I quickly became wrapped up in the characters of the novel, especially Mike Schwartz, the burly catcher whose own career suffers as he becomes increasingly devoted to mentoring Henry. Surprisingly, Henry's struggles almost take a backseat to the other characters in the book's second half. Without giving anything away, I really liked how Harbach handled the ending to Henry’s part of the story.
In other sports-related reading, I just finished the ESPN oral history Those Guys Have All the Fun. I listened to the audiobook, which may not have been the best format for this book, because I would often forget who was telling each story in the middle and couldn’t easily flip back to check. It focused more on the business side of the network’s evolution, and less on the personalities and the sporting events they covered.

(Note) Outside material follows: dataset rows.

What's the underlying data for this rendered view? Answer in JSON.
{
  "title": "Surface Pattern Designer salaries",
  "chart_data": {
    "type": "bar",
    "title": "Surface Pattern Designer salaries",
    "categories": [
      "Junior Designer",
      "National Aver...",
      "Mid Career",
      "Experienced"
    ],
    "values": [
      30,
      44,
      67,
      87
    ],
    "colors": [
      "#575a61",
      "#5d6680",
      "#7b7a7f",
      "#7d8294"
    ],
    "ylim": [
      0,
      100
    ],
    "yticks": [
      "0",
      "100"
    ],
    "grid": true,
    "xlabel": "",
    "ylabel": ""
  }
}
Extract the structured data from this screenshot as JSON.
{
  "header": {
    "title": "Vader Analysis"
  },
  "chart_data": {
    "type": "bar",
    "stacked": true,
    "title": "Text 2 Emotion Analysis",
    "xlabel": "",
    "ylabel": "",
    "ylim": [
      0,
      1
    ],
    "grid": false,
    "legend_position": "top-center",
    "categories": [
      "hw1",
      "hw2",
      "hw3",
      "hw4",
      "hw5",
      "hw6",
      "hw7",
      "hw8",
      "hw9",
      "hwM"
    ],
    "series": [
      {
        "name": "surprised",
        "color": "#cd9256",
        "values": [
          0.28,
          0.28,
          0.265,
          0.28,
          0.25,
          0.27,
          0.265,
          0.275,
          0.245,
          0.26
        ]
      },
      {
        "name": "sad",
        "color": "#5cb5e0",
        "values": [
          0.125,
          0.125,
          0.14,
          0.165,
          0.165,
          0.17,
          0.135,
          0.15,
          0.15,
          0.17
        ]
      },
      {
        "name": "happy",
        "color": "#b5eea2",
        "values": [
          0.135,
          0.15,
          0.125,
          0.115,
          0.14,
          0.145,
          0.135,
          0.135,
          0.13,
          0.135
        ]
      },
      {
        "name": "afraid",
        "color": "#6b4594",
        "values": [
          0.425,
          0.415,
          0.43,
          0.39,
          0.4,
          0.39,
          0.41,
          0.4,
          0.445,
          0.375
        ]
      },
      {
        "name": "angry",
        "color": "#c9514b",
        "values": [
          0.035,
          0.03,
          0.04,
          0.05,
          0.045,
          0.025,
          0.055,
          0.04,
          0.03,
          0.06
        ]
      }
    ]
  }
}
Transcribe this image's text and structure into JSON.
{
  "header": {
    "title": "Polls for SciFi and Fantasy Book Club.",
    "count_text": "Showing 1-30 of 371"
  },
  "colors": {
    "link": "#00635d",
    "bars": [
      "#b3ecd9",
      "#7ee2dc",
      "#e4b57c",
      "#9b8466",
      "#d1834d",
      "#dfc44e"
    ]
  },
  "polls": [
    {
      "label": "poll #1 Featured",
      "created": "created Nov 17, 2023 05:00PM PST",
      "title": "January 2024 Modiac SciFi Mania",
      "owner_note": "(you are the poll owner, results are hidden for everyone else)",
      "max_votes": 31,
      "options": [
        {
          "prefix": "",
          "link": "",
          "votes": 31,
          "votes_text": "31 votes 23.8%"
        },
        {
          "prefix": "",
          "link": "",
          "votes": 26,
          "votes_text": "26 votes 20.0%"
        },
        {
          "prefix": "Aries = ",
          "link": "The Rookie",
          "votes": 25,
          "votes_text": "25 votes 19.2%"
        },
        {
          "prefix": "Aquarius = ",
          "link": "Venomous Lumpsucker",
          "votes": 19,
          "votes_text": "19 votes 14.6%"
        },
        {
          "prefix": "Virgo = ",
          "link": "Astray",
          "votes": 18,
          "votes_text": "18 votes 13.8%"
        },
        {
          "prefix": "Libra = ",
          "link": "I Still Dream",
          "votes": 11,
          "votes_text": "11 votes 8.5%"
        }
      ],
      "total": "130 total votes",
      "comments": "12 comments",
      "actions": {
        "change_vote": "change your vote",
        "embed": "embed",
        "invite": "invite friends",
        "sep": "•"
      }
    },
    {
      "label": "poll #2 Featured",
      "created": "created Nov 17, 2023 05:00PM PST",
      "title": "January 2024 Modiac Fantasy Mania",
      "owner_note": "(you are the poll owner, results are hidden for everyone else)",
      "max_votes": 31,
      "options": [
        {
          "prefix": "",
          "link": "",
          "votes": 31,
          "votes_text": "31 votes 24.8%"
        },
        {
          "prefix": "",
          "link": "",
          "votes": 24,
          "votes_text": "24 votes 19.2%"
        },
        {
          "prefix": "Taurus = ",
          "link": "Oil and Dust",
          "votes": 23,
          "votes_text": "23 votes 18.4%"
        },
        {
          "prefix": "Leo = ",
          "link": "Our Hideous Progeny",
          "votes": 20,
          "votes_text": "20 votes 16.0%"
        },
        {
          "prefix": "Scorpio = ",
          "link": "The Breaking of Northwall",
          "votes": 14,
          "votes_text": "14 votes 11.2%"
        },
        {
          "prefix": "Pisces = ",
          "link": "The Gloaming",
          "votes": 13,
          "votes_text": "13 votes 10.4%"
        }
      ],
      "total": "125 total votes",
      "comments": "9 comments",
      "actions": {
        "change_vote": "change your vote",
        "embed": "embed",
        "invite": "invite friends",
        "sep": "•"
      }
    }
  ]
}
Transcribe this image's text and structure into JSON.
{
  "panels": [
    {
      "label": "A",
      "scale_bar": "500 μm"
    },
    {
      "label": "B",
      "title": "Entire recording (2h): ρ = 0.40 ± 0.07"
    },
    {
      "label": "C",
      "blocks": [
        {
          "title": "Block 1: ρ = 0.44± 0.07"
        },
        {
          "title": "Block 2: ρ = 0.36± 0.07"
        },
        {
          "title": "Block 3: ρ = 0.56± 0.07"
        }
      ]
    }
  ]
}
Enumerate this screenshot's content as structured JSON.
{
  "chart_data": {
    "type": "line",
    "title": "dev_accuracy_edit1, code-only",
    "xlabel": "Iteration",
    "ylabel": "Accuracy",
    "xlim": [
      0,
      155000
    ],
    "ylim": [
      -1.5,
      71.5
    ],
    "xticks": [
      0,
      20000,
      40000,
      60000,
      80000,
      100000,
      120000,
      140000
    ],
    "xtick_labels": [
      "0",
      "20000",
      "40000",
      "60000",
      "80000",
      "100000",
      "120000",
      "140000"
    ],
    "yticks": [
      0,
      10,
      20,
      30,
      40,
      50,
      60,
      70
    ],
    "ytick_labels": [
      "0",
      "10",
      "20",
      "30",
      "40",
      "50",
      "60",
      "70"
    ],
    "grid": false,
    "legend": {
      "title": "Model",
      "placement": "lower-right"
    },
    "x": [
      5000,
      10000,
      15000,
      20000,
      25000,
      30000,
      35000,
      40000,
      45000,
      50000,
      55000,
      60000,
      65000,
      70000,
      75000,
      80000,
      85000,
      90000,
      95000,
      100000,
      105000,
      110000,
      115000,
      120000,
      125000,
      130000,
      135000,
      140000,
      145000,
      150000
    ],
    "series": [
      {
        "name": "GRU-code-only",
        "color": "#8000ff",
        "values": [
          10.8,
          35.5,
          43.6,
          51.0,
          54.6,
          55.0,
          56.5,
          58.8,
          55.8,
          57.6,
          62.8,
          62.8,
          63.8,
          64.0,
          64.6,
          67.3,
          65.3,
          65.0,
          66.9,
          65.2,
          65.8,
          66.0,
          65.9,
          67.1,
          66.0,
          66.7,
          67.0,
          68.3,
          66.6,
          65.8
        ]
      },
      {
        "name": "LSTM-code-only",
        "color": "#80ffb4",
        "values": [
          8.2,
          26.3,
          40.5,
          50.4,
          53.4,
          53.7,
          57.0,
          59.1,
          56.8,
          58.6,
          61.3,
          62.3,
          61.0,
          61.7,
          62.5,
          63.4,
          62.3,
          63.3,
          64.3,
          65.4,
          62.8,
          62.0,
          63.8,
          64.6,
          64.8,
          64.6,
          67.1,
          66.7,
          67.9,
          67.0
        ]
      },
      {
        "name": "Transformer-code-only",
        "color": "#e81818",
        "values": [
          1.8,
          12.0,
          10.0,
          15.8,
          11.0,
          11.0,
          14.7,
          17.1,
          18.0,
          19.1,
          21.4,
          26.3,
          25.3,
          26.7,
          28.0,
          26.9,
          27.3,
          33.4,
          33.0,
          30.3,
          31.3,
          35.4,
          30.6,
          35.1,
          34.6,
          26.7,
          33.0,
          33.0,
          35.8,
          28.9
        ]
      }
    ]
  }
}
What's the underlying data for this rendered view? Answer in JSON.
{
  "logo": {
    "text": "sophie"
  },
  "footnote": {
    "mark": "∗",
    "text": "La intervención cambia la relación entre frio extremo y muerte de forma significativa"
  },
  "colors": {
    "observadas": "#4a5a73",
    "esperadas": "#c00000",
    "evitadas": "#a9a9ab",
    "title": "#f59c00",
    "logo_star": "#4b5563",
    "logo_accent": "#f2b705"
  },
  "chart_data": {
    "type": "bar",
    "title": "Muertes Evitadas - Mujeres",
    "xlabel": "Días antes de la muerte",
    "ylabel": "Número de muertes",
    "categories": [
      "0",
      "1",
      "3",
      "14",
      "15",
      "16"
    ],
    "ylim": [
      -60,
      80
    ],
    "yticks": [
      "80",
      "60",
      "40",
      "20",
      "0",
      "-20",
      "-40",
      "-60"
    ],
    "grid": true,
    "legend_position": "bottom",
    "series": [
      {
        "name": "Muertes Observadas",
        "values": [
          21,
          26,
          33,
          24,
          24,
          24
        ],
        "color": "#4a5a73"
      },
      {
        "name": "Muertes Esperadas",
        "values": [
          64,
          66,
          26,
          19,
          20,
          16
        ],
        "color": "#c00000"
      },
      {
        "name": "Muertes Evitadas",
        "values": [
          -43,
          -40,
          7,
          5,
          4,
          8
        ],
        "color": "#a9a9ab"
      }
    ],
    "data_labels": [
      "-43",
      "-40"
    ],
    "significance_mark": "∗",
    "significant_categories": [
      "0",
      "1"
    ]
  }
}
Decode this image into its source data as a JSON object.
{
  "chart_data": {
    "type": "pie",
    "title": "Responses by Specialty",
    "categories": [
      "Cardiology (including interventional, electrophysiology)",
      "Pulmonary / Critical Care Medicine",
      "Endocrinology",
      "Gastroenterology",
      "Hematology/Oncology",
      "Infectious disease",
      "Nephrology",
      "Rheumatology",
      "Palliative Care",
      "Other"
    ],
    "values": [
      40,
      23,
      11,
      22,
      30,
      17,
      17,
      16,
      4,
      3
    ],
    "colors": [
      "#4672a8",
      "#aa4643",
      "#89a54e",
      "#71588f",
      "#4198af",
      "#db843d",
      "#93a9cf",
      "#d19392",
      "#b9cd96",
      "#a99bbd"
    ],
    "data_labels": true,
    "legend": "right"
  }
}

After reading this, I really want to read a book based solely on the experiences of the women working in such a male-dominated place and industry, which is occasionally mentioned but with frustratingly little detail.


I finished Domestic Violets, a very funny debut novel by Matthew Norman. Tom Violet has just finished the novel he's secretly been writing for the last five years--right when his father wins the Pulitzer Prize. If that weren't enough, he's also facing marriage problems and an uncertain future at his soul-crushing corporate copywriting job.
It reminded me of a cross between two of my favorite funny novels, Richard Russo's Straight Man (which Norman lists as his favorite novel in the extras), and Jess Walter's Financial Lives of Poets.
I'd recommed it to anyone who likes their fiction to be funny, or for fans of Jonathan Tropper, Nick Hornby, or Tom Perrotta.


In Dana Spiotta’s Stone Arabia, Nik Worth is a reclusive musician. After very minor success in two bands as a young man, he has faded into obscurity, creating music only for himself and his limited audience, mainly his sister, Denise. Instead, he creates a massive self-mythology he calls The Chronicles, consisting of volumes of recordings and fake interviews and record reviews.
I really enjoyed both novels. (If you enjoy The Family Fang, be sure to check out Wilson’s even better story collection, Tunneling to the Center of the Earth). I found it interesting to read both of these books back-to-back, considering their very different perspectives on the same subject.
I would be interested to see what others’ recommendations are for other fictional treatments of art—whether it be visual art, music, literature, etc. What are some of your favorites?



Kara, I can definitely relate to your experience of books that aren't bad enough to quit but not compelling enough to keep the pages turning quickly. I just finished reading Kate Christenson's The Astral. The writing was excellent but I got a little frustrated at the lack of resolution with some of her characters. I'd still recommend it, but I would have liked to know more about one of the characters who all but disappears in the book's second half.
Right now I am reading Daniel Orozco's short story collection, Orientation. I have only read the first couple of stories, but I am really enjoying it so far. The first story, "Orientation" is told as an address to a new employee going through orientation, with generous descriptions of what you really need to know about the other people who work there alongside the details about insurance plans. I loved the humor of this story when I read it in an anthology (I think) a couple of years ago, and I was excited to pick up this collection.

I read about 1/3 of Cutting for Stone when it first came out, before I had to bring it back to the library. I loved the Ethiopian setting and the opening medical scenes were harrowing. I've always intended to go back and finish it, and after your post I put it back on hold so I can see how it turns out.